GRIB Feature Collections | TDS User's Guide

TDS User's Guide GRIB Feature Collections

Overview

GRIB Feature Collection Datasets are collections of GRIB records, which contain gridded data, typically from numeric model output. Because of the complexity of how GRIB data is written and stored, the TDS has developed specialized handling of GRIB datasets called GRIB Feature Collections.

The user specifies the collection of GRIB-1 or GRIB-2 files, and the software turns them into a dataset.
The indexes, once written, allow fast access and scalability to very large datasets.
Multiple horizontal domains are supported and placed into separate groups.
Interval time coordinates are fully supported.

Also see:

Multiple Dataset Collections

When a GRIB Collection contains multiple runtimes, and the valid times (forecast times) overlap, a TwoD time dataset is created. From that, a Best time dataset is also created.

Multiple Groups

When a GRIB Collection contains multiple horizontal domains (i.e. distinct Grid Definition Sections (GDS)), each domain gets placed into a separate group (CDM) or Dataset (TDS).

Generated URLs

Collection endpoints are of the form:

path/partitionName/groupName

where:

path : collection path
partitionName : used to disambiguate multiple dataset types within a collection: _TwoD or Best
groupName : used only when there are multiple groups (horizontal coordinates): group name or empty

History

Version 4.5

The GRIB Collections framework has been rewritten in CDM version 4.5, in order to handle large collections efficiently. Some of the new capabilities in version 4.5 are:

GRIB Collections now keep track of both the reference time and valid time.
The collection is partitioned by reference time.
A collection with a single reference time will have a single partition with a single time coordinate.
A collection with multiple reference times will have partitions for each reference time, plus a PartitionCollection that represents the entire collection. Very large collections should be partitioned by directory and/or file, creating a tree of partitions.
A PartitionCollection has two datasets (kept in separate groups): the TwoD and the Best dataset.
The TwoD dataset has two time coordinates - reference time (a.k.a. run time) and forecast time (a.k.a. valid time), and corresponds to the FMRC TwoD dataset. The forecast time is two dimensional, corresponding to all the times available for each reference time.
The Best dataset has a single forecast time coordinate, the same as 4.3 GRIB Collections and FMRC Best datasets. If there are multiple GRIB records corresponding to the same forecast time, the record with the smallest offset from its reference time is used.

Implementation notes:

The featureType attribute is now GRIB1 or GRIB2.
For each GRIB file, a grib index is written, named <grib filename>.gbx9. Once written, this never has to be rewritten.
For each reference time, a cdm index is written, named <collection.referenceTime>.ncx2. This occasionally has to be rewritten when new CDM versions are released, or if you modify your GRIB configuration.
For each PartitionCollection, a cdm index is written named <collection name>.ncx2. This must be rewritten if any of the collection files change.
The cdm indexing uses extension .ncx2, in order to coexist with the .ncx indexes of previous versions. If you are upgrading to 4.5, and no longer running earlier versions, remove the ncx files (but save the gbx9 files).
For large collections, especially if they change, the THREDDS Data Manager (TDM) must be run as a separate process to update the index files. Generally it is strongly recommended to run the TDM, and configure the TDS to only read and never write the indexes.
Collections in the millions of records are now feasible. Java 7 NIO2 package is used to efficiently scan directories.

Version 4.6

The GRIB Collections framework has been rewritten in CDM version 4.6, in order to handle very large collections efficiently. Oh wait we already did that in 4.5. Sorry, it wasn’t good enough.
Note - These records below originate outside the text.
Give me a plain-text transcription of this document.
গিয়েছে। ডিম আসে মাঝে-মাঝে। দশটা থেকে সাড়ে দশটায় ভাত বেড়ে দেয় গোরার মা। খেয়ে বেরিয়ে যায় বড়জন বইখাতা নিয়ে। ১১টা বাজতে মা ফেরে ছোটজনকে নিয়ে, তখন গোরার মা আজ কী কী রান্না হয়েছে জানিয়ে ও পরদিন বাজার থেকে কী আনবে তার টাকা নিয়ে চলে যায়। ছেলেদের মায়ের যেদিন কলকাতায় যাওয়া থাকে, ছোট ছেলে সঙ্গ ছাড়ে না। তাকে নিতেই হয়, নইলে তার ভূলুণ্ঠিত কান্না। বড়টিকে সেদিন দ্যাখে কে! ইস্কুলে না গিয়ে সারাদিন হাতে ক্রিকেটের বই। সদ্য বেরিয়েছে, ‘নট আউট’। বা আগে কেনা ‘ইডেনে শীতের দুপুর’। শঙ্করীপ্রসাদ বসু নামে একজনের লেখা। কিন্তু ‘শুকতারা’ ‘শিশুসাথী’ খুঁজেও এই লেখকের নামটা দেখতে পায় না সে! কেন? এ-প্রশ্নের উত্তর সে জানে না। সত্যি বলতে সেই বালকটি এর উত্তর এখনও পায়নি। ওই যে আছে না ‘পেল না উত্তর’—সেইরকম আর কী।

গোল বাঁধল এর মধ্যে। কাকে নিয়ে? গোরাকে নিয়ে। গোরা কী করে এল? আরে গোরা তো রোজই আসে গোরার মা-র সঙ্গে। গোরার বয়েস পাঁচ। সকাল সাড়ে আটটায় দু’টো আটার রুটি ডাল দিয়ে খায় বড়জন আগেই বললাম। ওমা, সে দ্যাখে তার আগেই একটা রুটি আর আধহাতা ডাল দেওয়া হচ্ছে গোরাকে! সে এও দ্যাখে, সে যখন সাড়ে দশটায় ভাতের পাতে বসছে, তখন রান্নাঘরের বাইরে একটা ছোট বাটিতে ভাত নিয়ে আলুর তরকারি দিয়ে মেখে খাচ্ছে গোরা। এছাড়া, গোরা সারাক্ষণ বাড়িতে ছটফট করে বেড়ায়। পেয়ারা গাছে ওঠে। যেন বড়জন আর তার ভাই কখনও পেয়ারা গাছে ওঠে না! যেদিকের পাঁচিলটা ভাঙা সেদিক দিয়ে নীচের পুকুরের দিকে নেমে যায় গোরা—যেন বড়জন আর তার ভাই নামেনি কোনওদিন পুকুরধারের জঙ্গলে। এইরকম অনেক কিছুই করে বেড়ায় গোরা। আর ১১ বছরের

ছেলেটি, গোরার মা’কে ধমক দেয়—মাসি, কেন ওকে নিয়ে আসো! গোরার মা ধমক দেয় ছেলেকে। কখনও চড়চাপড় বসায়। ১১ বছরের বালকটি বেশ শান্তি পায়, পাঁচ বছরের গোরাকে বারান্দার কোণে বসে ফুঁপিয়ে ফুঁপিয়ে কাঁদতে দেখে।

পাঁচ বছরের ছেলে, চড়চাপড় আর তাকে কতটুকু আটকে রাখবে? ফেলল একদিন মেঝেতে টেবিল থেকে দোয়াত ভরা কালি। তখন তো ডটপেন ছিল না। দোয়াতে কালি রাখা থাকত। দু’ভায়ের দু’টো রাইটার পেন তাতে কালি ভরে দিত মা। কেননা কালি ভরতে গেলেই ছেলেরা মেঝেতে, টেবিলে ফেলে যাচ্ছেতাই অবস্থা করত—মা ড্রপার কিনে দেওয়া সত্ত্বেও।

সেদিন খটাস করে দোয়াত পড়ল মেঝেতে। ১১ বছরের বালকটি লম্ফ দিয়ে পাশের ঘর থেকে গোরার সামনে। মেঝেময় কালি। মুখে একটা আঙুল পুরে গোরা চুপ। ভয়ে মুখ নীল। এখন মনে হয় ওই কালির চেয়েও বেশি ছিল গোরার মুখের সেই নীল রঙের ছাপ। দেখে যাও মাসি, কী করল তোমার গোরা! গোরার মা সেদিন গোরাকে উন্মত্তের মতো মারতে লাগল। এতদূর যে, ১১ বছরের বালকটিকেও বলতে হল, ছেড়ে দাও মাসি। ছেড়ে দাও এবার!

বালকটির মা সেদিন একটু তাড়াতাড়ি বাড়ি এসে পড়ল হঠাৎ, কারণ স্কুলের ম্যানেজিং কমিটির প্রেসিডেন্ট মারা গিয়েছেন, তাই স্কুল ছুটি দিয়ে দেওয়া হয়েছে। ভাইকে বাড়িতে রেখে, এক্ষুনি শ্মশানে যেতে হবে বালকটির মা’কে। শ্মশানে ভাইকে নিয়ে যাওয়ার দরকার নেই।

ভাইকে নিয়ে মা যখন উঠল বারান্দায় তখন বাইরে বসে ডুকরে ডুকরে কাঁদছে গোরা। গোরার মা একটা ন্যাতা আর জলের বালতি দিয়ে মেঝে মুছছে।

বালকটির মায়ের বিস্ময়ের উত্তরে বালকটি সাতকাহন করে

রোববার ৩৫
TimePartition can now be set to directory (default), file, a time period, or none. Details here.
Multiple reference times are handled more efficiently, e.g. only one index file typically needs to be written.
Global attributes are promoted to dataset properties in the catalog
Internal changes:
- Internal memory use has been reduced.
- Runtime objects are now immutable, which makes caching possible.
- RandomAccessFiles are kept in a separate pool, so they can be cached independent of the Collection objects.

Version 5.0

The GRIB Collections framework has been significantly improved in CDM version 5.0, in order to handle very large collections efficiently.

Collection index files now use the suffix .ncx4. These will be rewritten first time you access the files.
The gbx9 files do NOT need to be rewritten, which is good because those are the slow ones.
Defaults
- You no longer need specify the dataFormat or dataType, as these are automatically added
- It is recommended to not specify the set of services used, but accept the default set of services.